Q. What do I need to do when I am ready to return to work?

Let your department know when to expect you back. Where your absence has been medically certified your doctor will either state the period of time that you will be absent from work, or indicate that you may be fit for work and suggest measures that could assist your return. Suggested measures may include a phased return, a temporary reduction in hours, amended duties or workplace adaptations.

Your department will discuss your return to work with you either on or prior to your return, including any measures suggested by your doctor. If your doctor has suggested measures then your manager will likely refer you to the University's Occupational Health Service for specialist advice in relation to the impact of your health condition on your ability to do your job. This may take place before your return to work.

Q. Why am I being referred to the Occupational Health Service?

If you have been absent from work for a long time or are regularly absent from work due to ill-health then your manager may consider referring you to the Occupational Health Service, often referred to as OH. The Occupational Health Service can provide specific advice regarding your fitness for work and the impact of any health problem you might have on your ability to do your job, as well as any support or measures that may help you return to work or improve your levels of attendance.

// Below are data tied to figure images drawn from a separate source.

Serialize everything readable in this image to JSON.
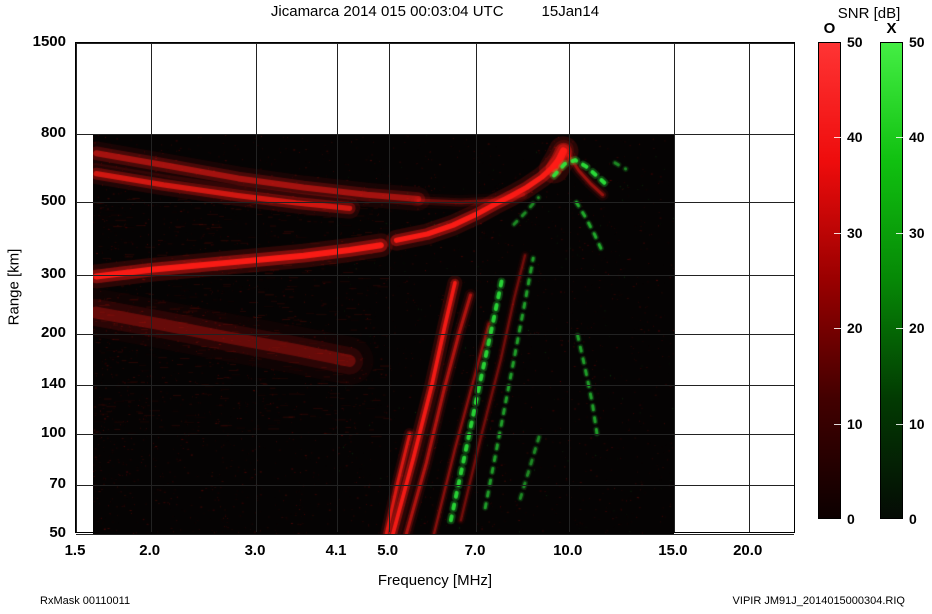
{
  "chart_data": {
    "type": "heatmap",
    "subtype": "ionogram",
    "title": "Jicamarca 2014 015 00:03:04 UTC",
    "date_label": "15Jan14",
    "xlabel": "Frequency [MHz]",
    "ylabel": "Range [km]",
    "x_scale": "log",
    "y_scale": "log",
    "xlim": [
      1.5,
      24.0
    ],
    "ylim": [
      50,
      1500
    ],
    "x_ticks": [
      "1.5",
      "2.0",
      "3.0",
      "4.1",
      "5.0",
      "7.0",
      "10.0",
      "15.0",
      "20.0"
    ],
    "y_ticks": [
      "1500",
      "800",
      "500",
      "300",
      "200",
      "140",
      "100",
      "70",
      "50"
    ],
    "grid": true,
    "data_region": {
      "f_min": 1.6,
      "f_max": 15.0,
      "r_min": 50,
      "r_max": 800,
      "background": "#050303"
    },
    "colorbar": {
      "title": "SNR [dB]",
      "min": 0,
      "max": 50,
      "bars": [
        {
          "label": "O",
          "ticks": [
            "50",
            "40",
            "30",
            "20",
            "10",
            "0"
          ],
          "gradient": [
            "#ff3434",
            "#ee0c0c",
            "#990000",
            "#420000",
            "#0c0000"
          ]
        },
        {
          "label": "X",
          "ticks": [
            "50",
            "40",
            "30",
            "20",
            "10",
            "0"
          ],
          "gradient": [
            "#44ee44",
            "#10c010",
            "#068806",
            "#023a02",
            "#050b05"
          ]
        }
      ]
    },
    "traces": [
      {
        "name": "f-layer-o-low",
        "mode": "O",
        "style": "solid",
        "width": 8,
        "intensity": 0.95,
        "points": [
          [
            1.62,
            298
          ],
          [
            2.0,
            312
          ],
          [
            2.7,
            328
          ],
          [
            3.6,
            344
          ],
          [
            4.3,
            358
          ],
          [
            4.85,
            370
          ]
        ]
      },
      {
        "name": "f-layer-o-high",
        "mode": "O",
        "style": "solid",
        "width": 7,
        "intensity": 0.95,
        "points": [
          [
            5.15,
            383
          ],
          [
            5.8,
            400
          ],
          [
            6.4,
            425
          ],
          [
            7.0,
            458
          ],
          [
            7.5,
            490
          ],
          [
            8.0,
            520
          ],
          [
            8.5,
            552
          ],
          [
            9.0,
            592
          ],
          [
            9.35,
            630
          ],
          [
            9.6,
            668
          ],
          [
            9.8,
            715
          ]
        ]
      },
      {
        "name": "f-cusp",
        "mode": "O",
        "style": "solid",
        "width": 10,
        "intensity": 0.9,
        "points": [
          [
            9.45,
            630
          ],
          [
            9.65,
            670
          ],
          [
            9.8,
            710
          ]
        ]
      },
      {
        "name": "spread-arc-outer",
        "mode": "O",
        "style": "solid",
        "width": 8,
        "intensity": 0.5,
        "points": [
          [
            1.62,
            700
          ],
          [
            2.1,
            645
          ],
          [
            2.8,
            588
          ],
          [
            3.6,
            552
          ],
          [
            4.6,
            525
          ],
          [
            5.6,
            510
          ]
        ]
      },
      {
        "name": "spread-arc-inner",
        "mode": "O",
        "style": "solid",
        "width": 7,
        "intensity": 0.7,
        "points": [
          [
            1.62,
            608
          ],
          [
            2.1,
            562
          ],
          [
            2.8,
            522
          ],
          [
            3.5,
            496
          ],
          [
            4.3,
            478
          ]
        ]
      },
      {
        "name": "spread-arc-extension",
        "mode": "O",
        "style": "solid",
        "width": 5,
        "intensity": 0.3,
        "points": [
          [
            5.6,
            505
          ],
          [
            6.6,
            498
          ],
          [
            7.6,
            505
          ],
          [
            8.4,
            525
          ]
        ]
      },
      {
        "name": "e-diffuse-band",
        "mode": "O",
        "style": "solid",
        "width": 16,
        "intensity": 0.28,
        "points": [
          [
            1.62,
            232
          ],
          [
            2.1,
            213
          ],
          [
            2.7,
            195
          ],
          [
            3.5,
            179
          ],
          [
            4.3,
            166
          ]
        ]
      },
      {
        "name": "oblique-streak-1",
        "mode": "O",
        "style": "solid",
        "width": 5,
        "intensity": 0.9,
        "points": [
          [
            5.08,
            50
          ],
          [
            5.5,
            85
          ],
          [
            5.9,
            140
          ],
          [
            6.2,
            210
          ],
          [
            6.45,
            285
          ]
        ]
      },
      {
        "name": "oblique-streak-2",
        "mode": "O",
        "style": "solid",
        "width": 4,
        "intensity": 0.55,
        "points": [
          [
            5.35,
            50
          ],
          [
            5.78,
            82
          ],
          [
            6.18,
            135
          ],
          [
            6.55,
            200
          ],
          [
            6.85,
            262
          ]
        ]
      },
      {
        "name": "oblique-streak-3",
        "mode": "O",
        "style": "solid",
        "width": 4,
        "intensity": 0.75,
        "points": [
          [
            4.95,
            50
          ],
          [
            5.18,
            72
          ],
          [
            5.42,
            100
          ]
        ]
      },
      {
        "name": "oblique-streak-4",
        "mode": "O",
        "style": "solid",
        "width": 3,
        "intensity": 0.4,
        "points": [
          [
            5.95,
            50
          ],
          [
            6.45,
            90
          ],
          [
            6.95,
            148
          ],
          [
            7.35,
            215
          ]
        ]
      },
      {
        "name": "oblique-streak-5",
        "mode": "O",
        "style": "solid",
        "width": 3,
        "intensity": 0.32,
        "points": [
          [
            6.6,
            55
          ],
          [
            7.15,
            100
          ],
          [
            7.7,
            168
          ],
          [
            8.1,
            255
          ],
          [
            8.45,
            345
          ]
        ]
      },
      {
        "name": "post-cusp-descending",
        "mode": "O",
        "style": "solid",
        "width": 4,
        "intensity": 0.45,
        "points": [
          [
            10.0,
            690
          ],
          [
            10.4,
            620
          ],
          [
            10.9,
            565
          ],
          [
            11.4,
            525
          ]
        ]
      },
      {
        "name": "x-oblique-1",
        "mode": "X",
        "style": "dashed",
        "width": 4,
        "intensity": 0.85,
        "points": [
          [
            6.35,
            55
          ],
          [
            6.75,
            92
          ],
          [
            7.1,
            142
          ],
          [
            7.45,
            212
          ],
          [
            7.72,
            288
          ]
        ]
      },
      {
        "name": "x-oblique-2",
        "mode": "X",
        "style": "dashed",
        "width": 3,
        "intensity": 0.6,
        "points": [
          [
            7.25,
            60
          ],
          [
            7.7,
            105
          ],
          [
            8.1,
            168
          ],
          [
            8.45,
            250
          ],
          [
            8.72,
            338
          ]
        ]
      },
      {
        "name": "x-cusp-arc",
        "mode": "X",
        "style": "dashed",
        "width": 4,
        "intensity": 0.9,
        "points": [
          [
            9.45,
            600
          ],
          [
            9.85,
            650
          ],
          [
            10.25,
            668
          ],
          [
            10.7,
            638
          ],
          [
            11.15,
            598
          ],
          [
            11.5,
            568
          ]
        ]
      },
      {
        "name": "x-mid-segments",
        "mode": "X",
        "style": "dashed",
        "width": 3,
        "intensity": 0.65,
        "points": [
          [
            10.3,
            498
          ],
          [
            10.7,
            445
          ],
          [
            11.05,
            398
          ],
          [
            11.4,
            352
          ]
        ]
      },
      {
        "name": "x-low-segments",
        "mode": "X",
        "style": "dashed",
        "width": 3,
        "intensity": 0.6,
        "points": [
          [
            10.35,
            198
          ],
          [
            10.65,
            158
          ],
          [
            10.95,
            124
          ],
          [
            11.15,
            100
          ]
        ]
      },
      {
        "name": "x-bottom-specks",
        "mode": "X",
        "style": "dashed",
        "width": 3,
        "intensity": 0.5,
        "points": [
          [
            8.3,
            64
          ],
          [
            8.62,
            80
          ],
          [
            8.95,
            100
          ]
        ]
      },
      {
        "name": "x-f-side-specks",
        "mode": "X",
        "style": "dashed",
        "width": 3,
        "intensity": 0.5,
        "points": [
          [
            8.1,
            428
          ],
          [
            8.5,
            468
          ],
          [
            8.9,
            515
          ]
        ]
      },
      {
        "name": "x-top-right-specks",
        "mode": "X",
        "style": "dashed",
        "width": 3,
        "intensity": 0.5,
        "points": [
          [
            11.95,
            655
          ],
          [
            12.45,
            628
          ]
        ]
      }
    ]
  },
  "footer": {
    "left_text": "RxMask 00110011",
    "right_text": "VIPIR  JM91J_2014015000304.RIQ"
  }
}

If your manager is considering referring you to the Occupational Health Service, s/he will discuss this with you before making a referral.

Q. What happens if my absence is due to an injury sustained at work?

First of all make sure that an accident report form has been completed and sent to the Safety Office. Your department may do this on your behalf. You should also be referred to the University's Occupational Health Service at an early stage to assess the impact of your injury on your ability to carry out your duties.

Q. If I become ill during pregnancy will that affect my maternity leave?

If you are absent from work due to illness unrelated to your pregnancy you can remain on sick leave until you start maternity leave on the date previously requested.

However, if you are on sick leave due to pregnancy-related illness at the beginning of the 4th week before the expected week of childbirth you will commence maternity leave at that date and will transfer from sick pay to maternity pay. If you become sick with a pregnancy-related illness after the beginning of the 4th week before the expected week of childbirth your maternity leave will commence on the first day of illness. For further information, please read the University's Maternity Policy or contact HR for advice.